The Rise of Autonomous Vehicles Demands Intelligent Tires
When you think about the city of the future, you expect futuristic vehicles on its roads. We’re already seeing some versions of them: Sometime in 2019, General Motors will launch its version of autonomous vehicles, making cars without steering wheels a common sight.
That already seems pretty futuristic, but think a little deeper. Vehicles that advanced will need tires which are equally innovative. There’s an enormous market for tires in general: The world may need as much as 8 billion new tires over the next 20 years.
As cars get smarter, however, the old rolling rubber donuts underneath them have an expiration date not too far in the future. Enter the world of tires connected by magnetic levitation, using neural networks, and covered with bionic skins.
Why?
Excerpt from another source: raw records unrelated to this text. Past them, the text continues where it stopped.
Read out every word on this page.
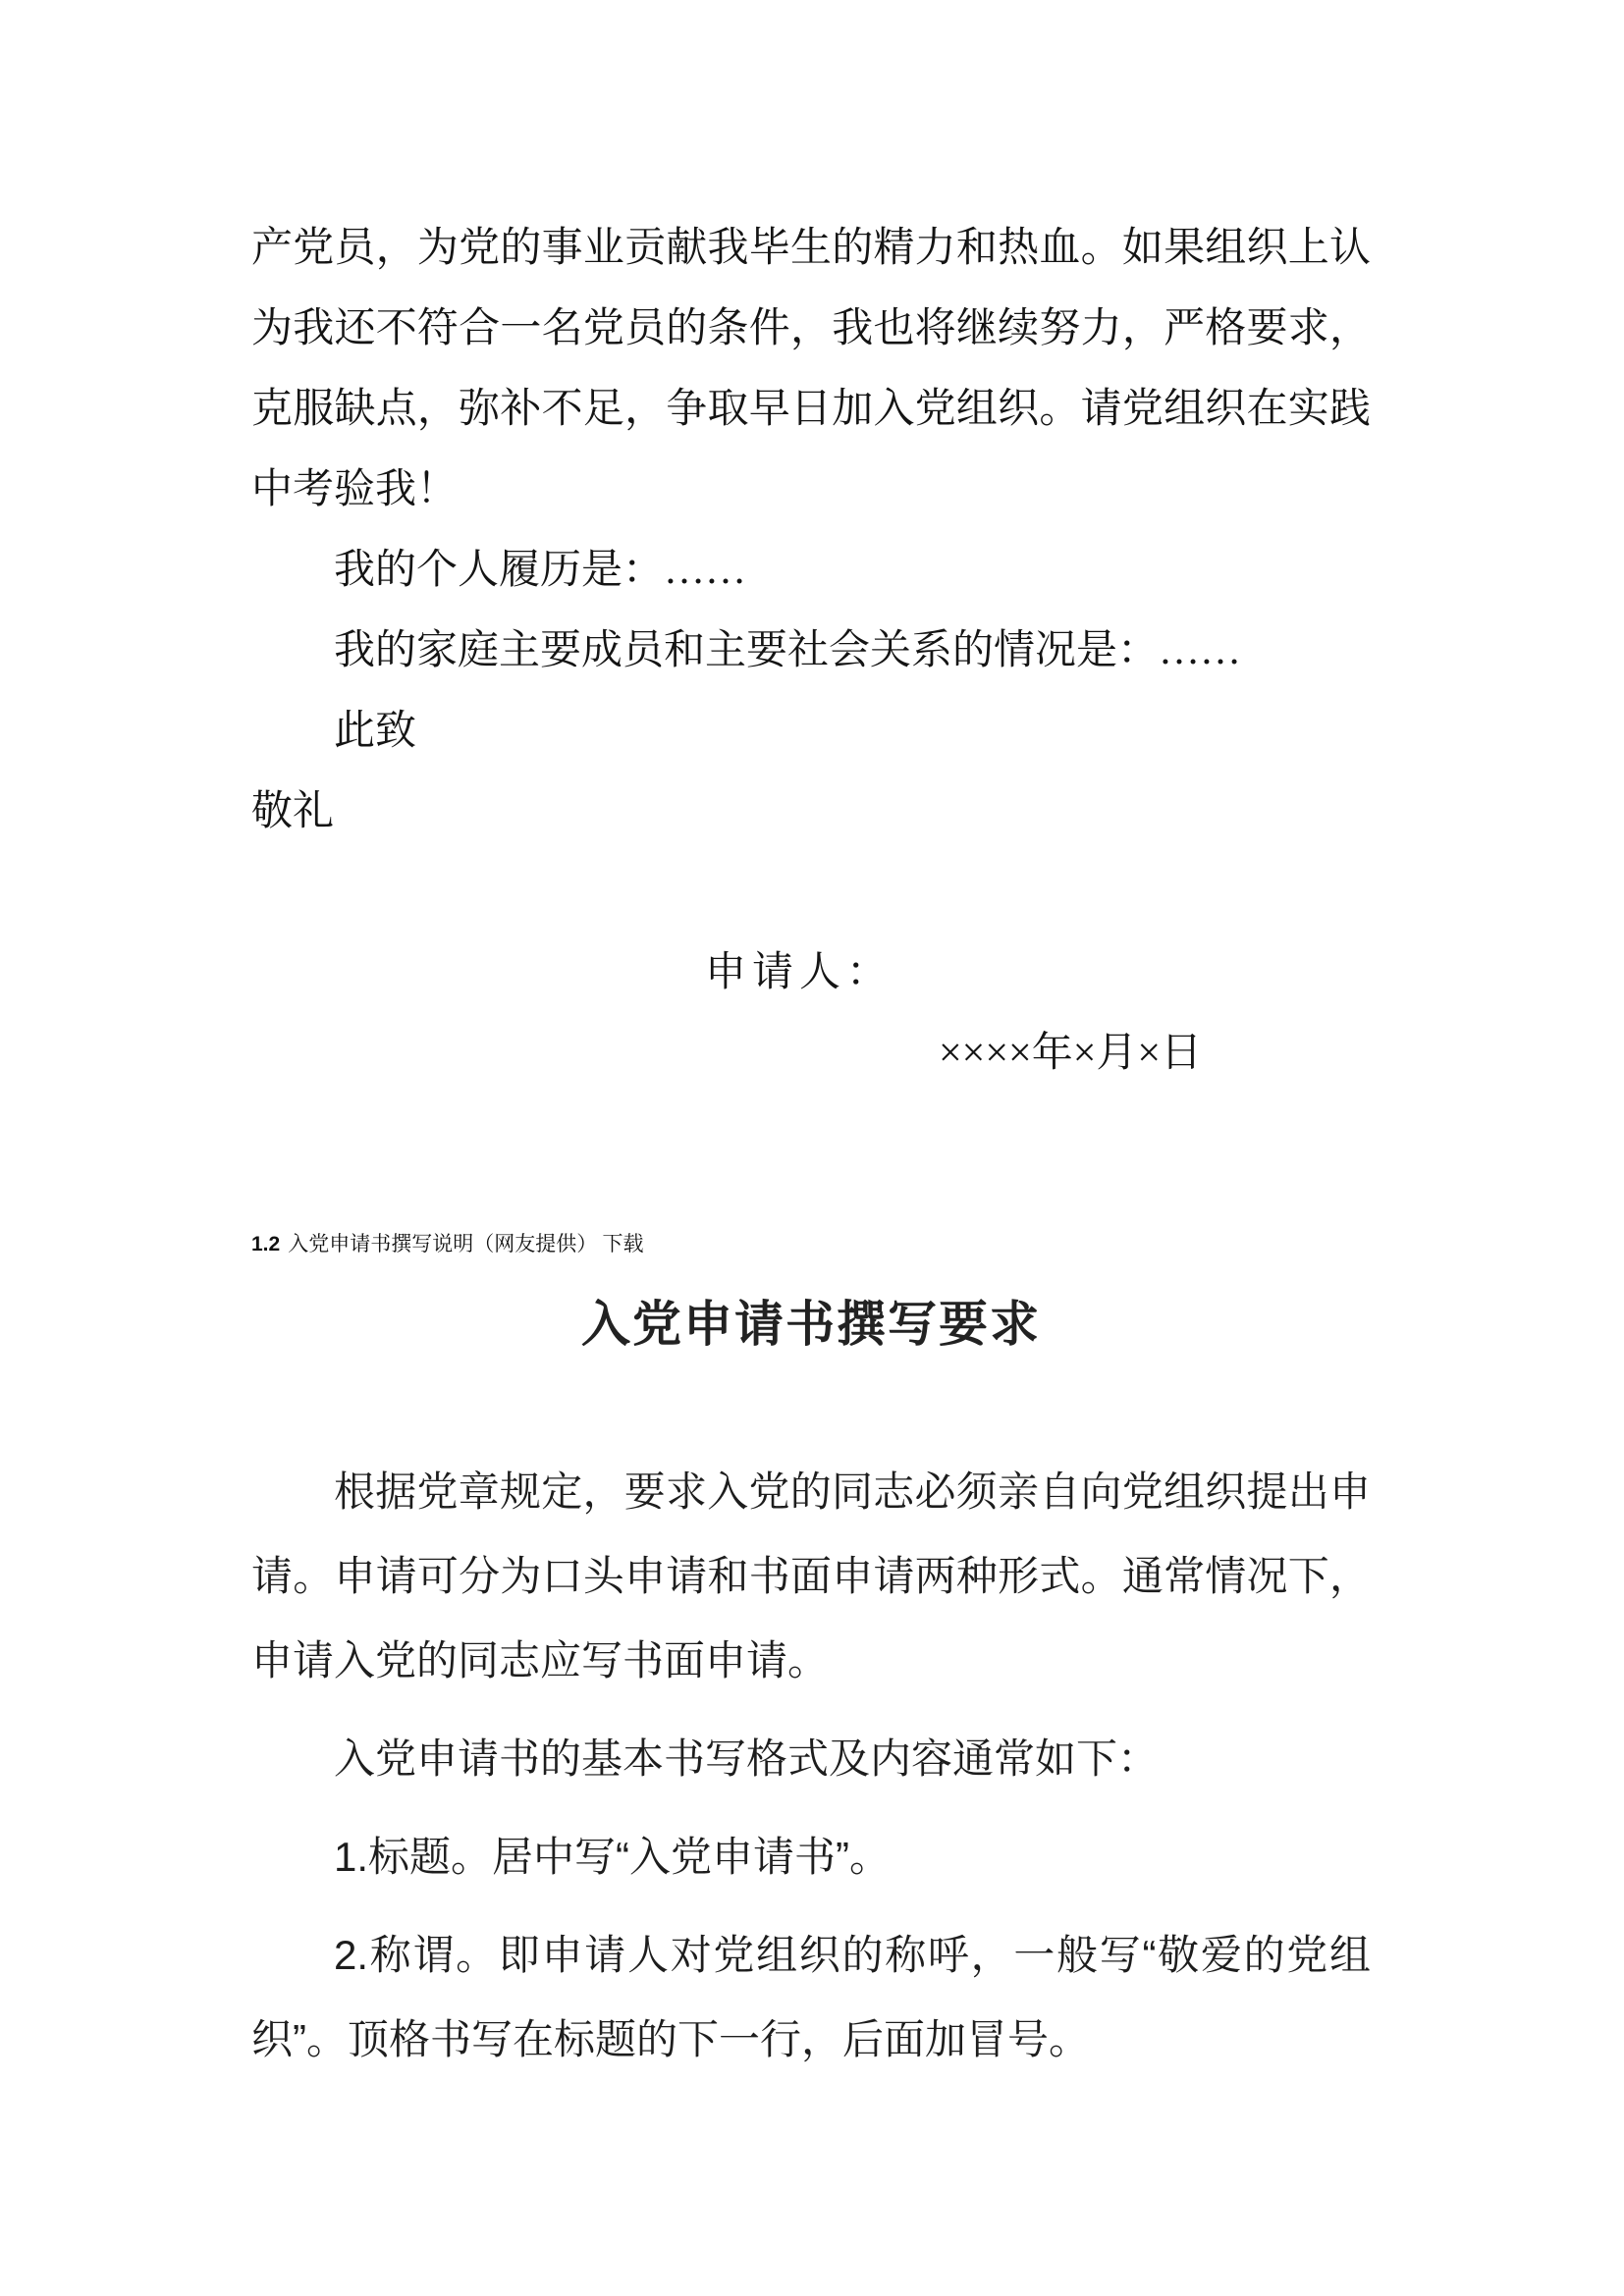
产党员，为党的事业贡献我毕生的精力和热血。如果组织上认为我还不符合一名党员的条件，我也将继续努力，严格要求，克服缺点，弥补不足，争取早日加入党组织。请党组织在实践中考验我！

我的个人履历是：……

我的家庭主要成员和主要社会关系的情况是：……

此致

敬礼

申请人：

××××年×月×日

1.2 入党申请书撰写说明（网友提供） 下载

入党申请书撰写要求

根据党章规定，要求入党的同志必须亲自向党组织提出申请。申请可分为口头申请和书面申请两种形式。通常情况下，申请入党的同志应写书面申请。

入党申请书的基本书写格式及内容通常如下：

1.标题。居中写“入党申请书”。

2.称谓。即申请人对党组织的称呼，一般写“敬爱的党组织”。顶格书写在标题的下一行，后面加冒号。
Well, picture the problem. Today’s roads are typically straight lines with occasional curves. They need to be that way, well, because tires can only go forwards and backwards.
That’s fine for regular cars, but self-driving cars will likely pioneer a new flexibility in which vehicles can move sideways and diagonally as well.
A concept tire by Goodyear is a spherical tire than can go in any direction, like marbles. They’re specifically designed for autonomous cars and attach to the axle using magnetic levitation. Remember their name: Goodyear Eagle 360 Urban tires.
Goodyear’s concept tires would be linked to neural networks that help maintain both traffic safety and flow.
Best of all for cities and consumers increasingly focused on environmentally sustainable technology: These tires won’t be built with rubber derived from petroleum, as today’s tires are. Instead, they’ll be made of super-elastic 3-D printed polymer, covered by a bionic skin.
Goodyear’s not alone in pursuit of smart tires. Rival Pirelli, for example, plans to bring artificial intelligence smarts into every tire, helping them assess road conditions. In fact, Pirelli’s tires are likely to land earlier, as they’re geared to all cars and not just autonomous ones.
What we do know: This is a technology that’s moving fast. As we’ve seen with driverless vehicles, a transition to a new auto technology will take years, not decades.
Of course, there’s still much that we don’t know about bold new tire designs like the Goodyear Eagle 360 tires. Will they stand up to long-term use? Will they be affordable? And can Goodyear make a profit on them if they have to be priced low-enough to keep total vehicle costs in check? The answers are unclear, but this glimpse into smart cities, smart roads, and yes, smart tires, helps us peer into how we’ll get around in the next decade.